The Homes (Fitness for Human Habitation) Act 2018

Many will be familiar with a landlords s.11 of the Landlord and Tenant Act 1985 repairing obligations landlords have. The Homes (Fitness for Human Habitation) Bill amends the Landlord and Tenant Act 1985. In determining whether a house or dwelling is unfit for human habitation regard will be given to:

  1. repair,
  2. stability,
  3. freedom from damp,
  4. internal arrangement,
  5. natural lighting,
  6. ventilation,
  7. water supply,
  8. drainage and sanitary conveniences,
  9. facilities for preparation and cooking of food and for the disposal of waste water; and
  10. in relation to a dwelling in England, any prescribed hazard.

Prescribed hazard” refers to hazard set out in Schedule 1 of The Housing Health and Safety Rating System (England) Regulations 2005 which are:

  1. Damp and mould growth
  2. Excess Cold
  3. Excess heat
  4. Asbestos and MMF
  5. Biocides
  6. Carbon monoxide and fuel combustion products
  7. Lead
  8. Radiation
  9. Uncombusted fuel gas
  10. Volatile organic compounds
  11. Crowding and space
  12. Entry by intruders
  13. Lighting
  14. Noise
  15. Domestic hygiene, pests and refuse
  16. Food safety (inadequate provisions)
  17. Personal hygiene, sanitation and drainage
  18. Water supply
  19. Falls (baths, between levels, level surfaces and stairs)
  20. Electrical hazards
  21. Fire
  22. Flames, hot surfaces etc
  23. Collision and entrapment
  24. Explosions
  25. Position and operability of amenities etc.
  26. Structural collapse and falling elements


However, the Bill does propose exemptions to the fit for habitation condition which are:

  1. A tenant’s failure to use the dwelling in a tenant-like manner; and
  2. As a result of a natural disaster e.g. a flood
  3. The landlord is not obligated to maintain or repair anything the tenant is entitled to remove from the dwelling
  4. The landlord is not obligated to carry out works or repairs which, if carried out, would put the landlord in breach of any obligation imposed by any enactment (whenever passed or made) – this would include things like breaching planning permission, or listed building consent, or conservation area requirements.
  5. Where the needed works require the consent of a third party (eg, a superior landlord or freeholder, a neighbouring leaseholder or owner, or a council) and the landlord has made reasonable endeavours to get that consent, but it has not been given.

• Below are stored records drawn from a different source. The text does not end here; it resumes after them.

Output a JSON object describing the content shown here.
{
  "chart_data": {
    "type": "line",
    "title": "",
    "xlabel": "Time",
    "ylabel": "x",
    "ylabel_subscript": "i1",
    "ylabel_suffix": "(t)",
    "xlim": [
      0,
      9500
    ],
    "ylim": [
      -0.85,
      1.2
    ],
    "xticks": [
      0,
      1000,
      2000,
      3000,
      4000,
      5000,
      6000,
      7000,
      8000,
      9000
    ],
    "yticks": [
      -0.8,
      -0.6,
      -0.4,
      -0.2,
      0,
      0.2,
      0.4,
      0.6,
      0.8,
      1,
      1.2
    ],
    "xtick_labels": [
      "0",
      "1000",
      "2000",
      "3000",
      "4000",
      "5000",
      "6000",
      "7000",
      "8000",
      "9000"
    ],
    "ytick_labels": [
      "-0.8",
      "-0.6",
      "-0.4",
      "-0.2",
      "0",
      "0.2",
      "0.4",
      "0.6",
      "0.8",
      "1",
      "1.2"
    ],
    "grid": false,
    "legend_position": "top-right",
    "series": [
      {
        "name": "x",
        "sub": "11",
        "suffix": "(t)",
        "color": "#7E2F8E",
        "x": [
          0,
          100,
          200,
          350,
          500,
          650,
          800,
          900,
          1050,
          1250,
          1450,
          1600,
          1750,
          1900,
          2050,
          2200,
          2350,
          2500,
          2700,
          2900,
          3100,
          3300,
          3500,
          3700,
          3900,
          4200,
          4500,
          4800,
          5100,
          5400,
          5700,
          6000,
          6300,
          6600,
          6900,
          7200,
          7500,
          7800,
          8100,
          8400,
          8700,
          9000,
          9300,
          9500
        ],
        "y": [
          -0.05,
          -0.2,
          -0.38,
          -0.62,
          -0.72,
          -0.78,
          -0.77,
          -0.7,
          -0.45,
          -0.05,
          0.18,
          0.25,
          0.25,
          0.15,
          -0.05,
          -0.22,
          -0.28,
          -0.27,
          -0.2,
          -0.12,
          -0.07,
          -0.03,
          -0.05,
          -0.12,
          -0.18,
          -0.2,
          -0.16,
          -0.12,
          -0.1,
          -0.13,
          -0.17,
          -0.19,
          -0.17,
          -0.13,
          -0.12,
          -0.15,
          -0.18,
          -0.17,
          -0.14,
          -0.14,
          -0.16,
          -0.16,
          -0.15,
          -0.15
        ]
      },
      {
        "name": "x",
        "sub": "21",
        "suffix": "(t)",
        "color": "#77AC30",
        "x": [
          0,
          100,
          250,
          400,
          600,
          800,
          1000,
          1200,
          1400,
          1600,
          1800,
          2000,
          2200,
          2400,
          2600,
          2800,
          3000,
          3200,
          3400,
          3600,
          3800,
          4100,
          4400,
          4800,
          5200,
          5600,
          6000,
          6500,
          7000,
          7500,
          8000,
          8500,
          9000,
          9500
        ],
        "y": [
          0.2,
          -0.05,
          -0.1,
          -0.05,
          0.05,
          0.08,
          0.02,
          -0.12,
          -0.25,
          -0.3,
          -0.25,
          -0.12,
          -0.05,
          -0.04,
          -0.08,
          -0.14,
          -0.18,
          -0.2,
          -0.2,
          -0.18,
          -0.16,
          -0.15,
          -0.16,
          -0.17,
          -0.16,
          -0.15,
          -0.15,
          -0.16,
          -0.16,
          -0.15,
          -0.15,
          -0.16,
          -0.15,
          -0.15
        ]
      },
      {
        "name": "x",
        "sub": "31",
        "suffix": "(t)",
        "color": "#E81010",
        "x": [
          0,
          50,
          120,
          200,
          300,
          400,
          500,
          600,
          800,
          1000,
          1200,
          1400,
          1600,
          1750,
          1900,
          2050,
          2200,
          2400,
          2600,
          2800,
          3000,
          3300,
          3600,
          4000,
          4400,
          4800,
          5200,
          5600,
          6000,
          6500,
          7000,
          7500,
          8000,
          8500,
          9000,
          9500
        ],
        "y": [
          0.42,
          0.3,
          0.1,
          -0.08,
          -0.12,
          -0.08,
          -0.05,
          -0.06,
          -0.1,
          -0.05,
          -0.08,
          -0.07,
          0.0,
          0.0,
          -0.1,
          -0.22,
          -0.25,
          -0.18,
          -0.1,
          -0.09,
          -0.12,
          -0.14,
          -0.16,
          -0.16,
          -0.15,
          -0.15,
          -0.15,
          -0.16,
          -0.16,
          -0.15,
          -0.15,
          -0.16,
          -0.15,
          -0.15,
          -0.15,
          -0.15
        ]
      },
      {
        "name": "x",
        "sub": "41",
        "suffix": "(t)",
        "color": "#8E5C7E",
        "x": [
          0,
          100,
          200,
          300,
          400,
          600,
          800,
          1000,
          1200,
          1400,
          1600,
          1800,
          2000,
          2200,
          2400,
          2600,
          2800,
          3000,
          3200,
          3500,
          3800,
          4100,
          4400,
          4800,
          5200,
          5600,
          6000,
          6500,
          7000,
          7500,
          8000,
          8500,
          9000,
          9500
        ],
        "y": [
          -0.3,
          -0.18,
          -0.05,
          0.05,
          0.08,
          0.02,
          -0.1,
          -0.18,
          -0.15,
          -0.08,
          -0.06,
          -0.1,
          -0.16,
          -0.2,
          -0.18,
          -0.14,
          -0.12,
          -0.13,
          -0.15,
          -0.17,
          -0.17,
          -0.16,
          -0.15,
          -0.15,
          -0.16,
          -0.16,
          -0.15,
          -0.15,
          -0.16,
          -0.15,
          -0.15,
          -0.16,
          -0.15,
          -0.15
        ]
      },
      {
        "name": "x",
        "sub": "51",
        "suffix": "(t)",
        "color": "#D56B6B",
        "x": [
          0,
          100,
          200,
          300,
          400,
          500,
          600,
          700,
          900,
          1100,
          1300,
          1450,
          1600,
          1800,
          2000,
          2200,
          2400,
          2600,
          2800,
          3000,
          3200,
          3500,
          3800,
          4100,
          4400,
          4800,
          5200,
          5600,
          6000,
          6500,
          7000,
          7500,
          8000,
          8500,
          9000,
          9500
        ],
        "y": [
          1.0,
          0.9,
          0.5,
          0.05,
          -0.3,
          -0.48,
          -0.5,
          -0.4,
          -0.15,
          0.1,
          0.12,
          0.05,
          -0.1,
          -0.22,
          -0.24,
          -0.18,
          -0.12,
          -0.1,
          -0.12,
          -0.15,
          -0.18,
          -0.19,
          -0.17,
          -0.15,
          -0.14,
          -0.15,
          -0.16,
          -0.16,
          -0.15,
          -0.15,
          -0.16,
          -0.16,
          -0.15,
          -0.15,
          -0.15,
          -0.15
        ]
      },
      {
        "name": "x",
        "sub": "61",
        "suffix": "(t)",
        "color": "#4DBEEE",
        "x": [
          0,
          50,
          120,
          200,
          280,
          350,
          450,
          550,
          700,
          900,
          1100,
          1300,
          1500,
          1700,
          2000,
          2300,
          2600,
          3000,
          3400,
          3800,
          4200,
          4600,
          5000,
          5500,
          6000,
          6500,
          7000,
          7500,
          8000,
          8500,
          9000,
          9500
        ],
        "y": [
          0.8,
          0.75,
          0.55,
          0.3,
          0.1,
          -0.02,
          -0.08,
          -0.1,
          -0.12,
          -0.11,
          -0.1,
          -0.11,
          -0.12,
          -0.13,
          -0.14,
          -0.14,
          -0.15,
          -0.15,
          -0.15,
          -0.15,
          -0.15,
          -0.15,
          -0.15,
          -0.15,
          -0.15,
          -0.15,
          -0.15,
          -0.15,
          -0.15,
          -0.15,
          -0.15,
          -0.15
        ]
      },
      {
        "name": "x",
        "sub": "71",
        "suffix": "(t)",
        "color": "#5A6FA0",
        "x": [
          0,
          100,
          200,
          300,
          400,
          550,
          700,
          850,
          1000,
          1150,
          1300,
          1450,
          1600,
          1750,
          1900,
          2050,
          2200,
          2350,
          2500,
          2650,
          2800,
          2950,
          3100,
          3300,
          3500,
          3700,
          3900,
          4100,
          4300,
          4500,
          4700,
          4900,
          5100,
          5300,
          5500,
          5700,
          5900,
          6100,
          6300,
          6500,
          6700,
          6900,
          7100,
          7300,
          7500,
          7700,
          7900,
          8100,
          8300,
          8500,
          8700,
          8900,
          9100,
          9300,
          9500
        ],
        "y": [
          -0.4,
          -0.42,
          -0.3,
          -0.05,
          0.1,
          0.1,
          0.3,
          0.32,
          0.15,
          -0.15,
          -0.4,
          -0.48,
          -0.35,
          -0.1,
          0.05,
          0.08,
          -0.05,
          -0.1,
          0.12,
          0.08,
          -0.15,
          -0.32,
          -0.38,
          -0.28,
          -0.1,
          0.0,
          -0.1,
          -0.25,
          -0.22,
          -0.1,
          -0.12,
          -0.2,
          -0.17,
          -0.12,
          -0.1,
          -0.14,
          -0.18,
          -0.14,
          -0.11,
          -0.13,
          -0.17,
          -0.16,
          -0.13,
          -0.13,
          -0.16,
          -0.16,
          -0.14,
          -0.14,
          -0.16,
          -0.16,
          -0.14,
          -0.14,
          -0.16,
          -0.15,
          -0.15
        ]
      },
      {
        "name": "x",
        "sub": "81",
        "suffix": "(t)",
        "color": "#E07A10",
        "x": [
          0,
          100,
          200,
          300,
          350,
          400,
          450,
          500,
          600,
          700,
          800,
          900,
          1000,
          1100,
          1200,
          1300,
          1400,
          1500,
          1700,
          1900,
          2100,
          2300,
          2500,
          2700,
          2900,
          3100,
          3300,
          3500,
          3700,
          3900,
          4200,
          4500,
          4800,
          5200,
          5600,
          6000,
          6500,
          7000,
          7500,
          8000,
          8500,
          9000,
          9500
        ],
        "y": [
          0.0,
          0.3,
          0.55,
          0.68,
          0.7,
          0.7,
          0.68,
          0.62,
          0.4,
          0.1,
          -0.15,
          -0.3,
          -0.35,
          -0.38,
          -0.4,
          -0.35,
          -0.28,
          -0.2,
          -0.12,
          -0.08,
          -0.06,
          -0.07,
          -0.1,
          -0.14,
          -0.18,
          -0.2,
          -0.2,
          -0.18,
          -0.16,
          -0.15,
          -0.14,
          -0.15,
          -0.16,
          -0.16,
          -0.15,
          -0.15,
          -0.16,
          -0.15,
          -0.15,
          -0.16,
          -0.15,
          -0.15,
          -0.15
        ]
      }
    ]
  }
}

How far does the obligation extend?

The obligation extends to the dwelling, and, if the dwelling forms part of a building (a flat in a block, or a room in an HMO), the obligation extends to all parts of the building in which the landlord has an estate or interest (s.9A(6)). This exactly parallels s.11(1A) L&TA 1985. So, where a landlord owns a block of flats, the tenant has a cause of action where unfitness arises from the common parts, or the retained parts (eg, the outside walls, the windows, the roof).

Notice and access

S.9A(7) and (8) imply a covenant by the tenant that the landlord, or a person authorised by the landlord may enter the dwelling for the purpose of viewing its condition and state of repair, at reasonable hours of the day, on 24 hours written notice.

There are no express provisions in the Act about the requirement for a tenant to give notice of a defect to the landlord. We expect, as do other legal professionals, that the same common law notice requirements will apply.

For any unfitness within the dwelling (or to a house, if the whole house let), the landlord’s liability to the tenant will not start until the landlord has had notice of the unfitness (from the tenant or third party) and the landlord has had a reasonable period to rectify the unfitness. – O’Brien v Robinson [1973] UKHL 1, [1973] AC 912 .

For any unfitness arising from the landlord’s retained parts (common parts or exterior of a building of which the dwelling is part), the landlord will be deemed to be on notice as soon as the unfitness arises, and liable after a reasonable time to remedy the defects has passed. – Kumarasamy v Edwards [2016] UKSC 40.

Tenancies to which the Act applies

The Act comes into force on 20 March 2019 and will apply to new tenancies commencing on or after 20 March 2019 (of less than 7 years) and renewal of an existing tenancy from which commences on or after 20 March 2019.

The Act will also apply to a tenancy which was a fixed term tenancy and becomes periodic on or after 20 March 2019. Where the tenancy has become periodic before 20 March 2019, the Act will apply to the periodic tenancy 12 months from commencement (20 March 2020).

The Act applies to any lease under which a dwelling is let wholly or mainly for human habitation for a term of less than 7 years and certain secure tenancies found in. For exceptions refer to section 14 Landlord and Tenant Act 1985.

Sanctions for Non-compliance

Where a landlord fails in their duty to keep the property fit for human habitation we expect the same consequences will apply. Tenants will have the right to apply for an injunction to compel the landlords to carry out works and or claim damages for the failure to keep the property in repair.